I drank too much. Like many people, when I’m nervous, I drink. Just like on opening night of Dry Your Tears at Stur Gallery. If you popped in and I blithered at you, please forgive my nervy, rambunctious, crazed-faced bewilderment.
In the fog of booze, I did have a little eureka moment. Standing there, I was surrounded by all these deeply personal experiences from my childhood, acted out by little toys, dolls and teddy bears.
I always thought they were my stories – my feelings of isolation, shame and joy. What I realised was that childhood is a shared experience and many of those things we go through, hundreds of other children have gone through exactly the same thing. My art became a vessel for people to share their stories.
Put up your hands if you pooped in the bath? How about being tricked by your brother to strip to your underpants? What about hiding under the kitchen table when you were scared to death?
For me, Wash Day (above) was about loneliness as a child, being left off your parent’s radar. Yet for other people, it brought up crazy tales of washing being sewed onto the clothes line because their dad couldn’t find any clothes pegs.

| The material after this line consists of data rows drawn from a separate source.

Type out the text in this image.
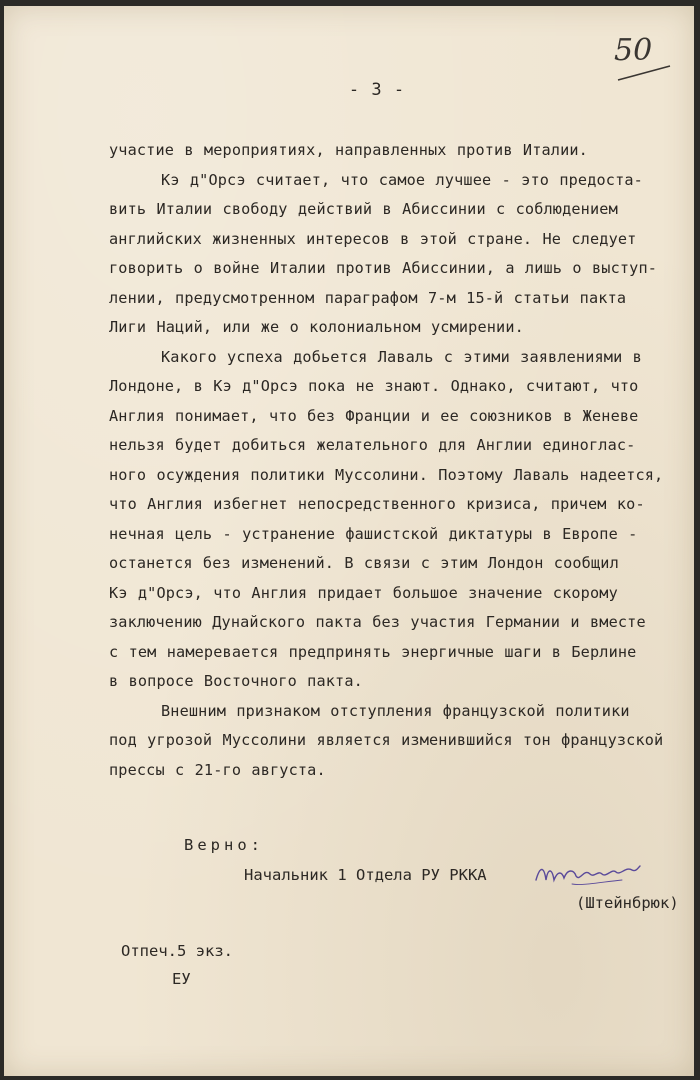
50
- 3 -
участие в мероприятиях, направленных против Италии.
Кэ д"Орсэ считает, что самое лучшее - это предоста-
вить Италии свободу действий в Абиссинии с соблюдением
английских жизненных интересов в этой стране. Не следует
говорить о войне Италии против Абиссинии, а лишь о выступ-
лении, предусмотренном параграфом 7-м 15-й статьи пакта
Лиги Наций, или же о колониальном усмирении.
Какого успеха добьется Лаваль с этими заявлениями в
Лондоне, в Кэ д"Орсэ пока не знают. Однако, считают, что
Англия понимает, что без Франции и ее союзников в Женеве
нельзя будет добиться желательного для Англии единоглас-
ного осуждения политики Муссолини. Поэтому Лаваль надеется,
что Англия избегнет непосредственного кризиса, причем ко-
нечная цель - устранение фашистской диктатуры в Европе -
останется без изменений. В связи с этим Лондон сообщил
Кэ д"Орсэ, что Англия придает большое значение скорому
заключению Дунайского пакта без участия Германии и вместе
с тем намеревается предпринять энергичные шаги в Берлине
в вопросе Восточного пакта.
Внешним признаком отступления французской политики
под угрозой Муссолини является изменившийся тон французской
прессы с 21-го августа.
Верно:
Начальник 1 Отдела РУ РККА
(Штейнбрюк)
Отпеч.5 экз.
ЕУ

This one, called Kitchen Refuge, for me is about hiding under the kitchen table after school when a friend’s big brothers came home. I remember their long legs striding by in grey trousers and I just didn’t want them to see me. Yet for others, it was about the fear of haircuts and not wanting their hair to be touched.
I loved that the artworks became vessels for people’s childhood experiences, that the works evoke different reactions for different people. For me, some of the works are too personal even to speak about now. I can’t reveal their truth but I am thrilled for others to fill the pictures with their own tales, their own experiences.
Has this ever happened to you? Have you had works that have been imbued with new meaning? Or have you seen works that mean more to you because they have a special place in your soul. I’d love to hear about them.